Le colloque vise à réunir des communications sur la base de résultats empiriques, de réflexions théoriques ou d’expériences professionnelles. Trois axes seront privilégiés :
– Un axe sémantique visant à interroger le sens et la signification du terme de compétence au regard d’autres termes auxquels il peut être associé ou opposé. Il s’agit notamment de s’interroger sur les glissements sémantiques constatés entre qualification, capacité, compétence, employabilité.

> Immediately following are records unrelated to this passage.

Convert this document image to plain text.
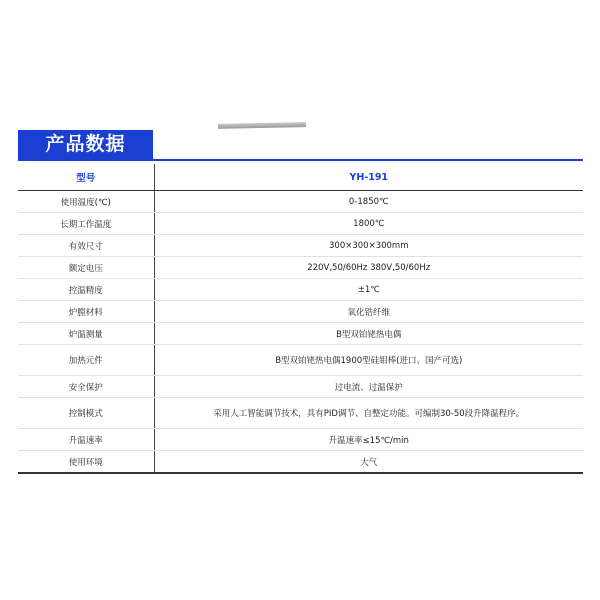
产品数据
型号	YH-191
使用温度(℃)	0-1850℃
长期工作温度	1800℃
有效尺寸	300×300×300mm
额定电压	220V,50/60Hz 380V,50/60Hz
控温精度	±1℃
炉膛材料	氧化锆纤维
炉温测量	B型双铂铑热电偶
加热元件	B型双铂铑热电偶1900型硅钼棒(进口、国产可选)
安全保护	过电流、过温保护
控制模式	采用人工智能调节技术，具有PID调节、自整定功能。可编制30-50段升降温程序。
升温速率	升温速率≤15℃/min
使用环境	大气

– Un axe relatif aux processus d’acquisition des compétences dans leur pluralité : situation de travail, formation professionnelle, apprentissage informel. Seront également discutés les processus d’évaluation et de transfert des compétences, les démarches de reconnaissance et de validation des acquis de l’expérience.
– Un axe sociopolitique interrogeant les contextes d’émergences de l’approche par les compétences ainsi que les usages sociaux qui en sont faits. Il s’agit notamment d’interroger les enjeux et la portée qui sous-tendent le foisonnement de l’approche par les compétences ainsi que les limites pour ne pas dire les perversions qu’elle peut engendrer.
Pertinence
Le débat sur la notion de compétence montre qu’il n’existe pas une, mais plusieurs façons d’opérationnaliser ce concept. Deux enjeux principaux sous-tendent le colloque. Il s’agit tout d’abord de réunir des chercheurs et des praticiens de différents pays pour partager les résultats de leurs recherches et de leur pratique professionnelle d’accompagnement en la matière. Il s’agit ensuite d’interroger la pertinence de l’approche par les compétences au regard des enjeux sociaux, professionnels et personnels des différents acteurs que cette approche mobilise.
L’organisation du colloque est envisagée sur une durée de deux journées structurées en quatre séances d’une demi-journée chacune. Chaque séance contiendra trois communications d’une heure avec 40 minutes d’exposé et 20 minutes de débats.
Une conférence introductive sera donnée par le professeur Maurice Tardif (Université de Montréal) et sera ouverte au-delà des participants au colloque.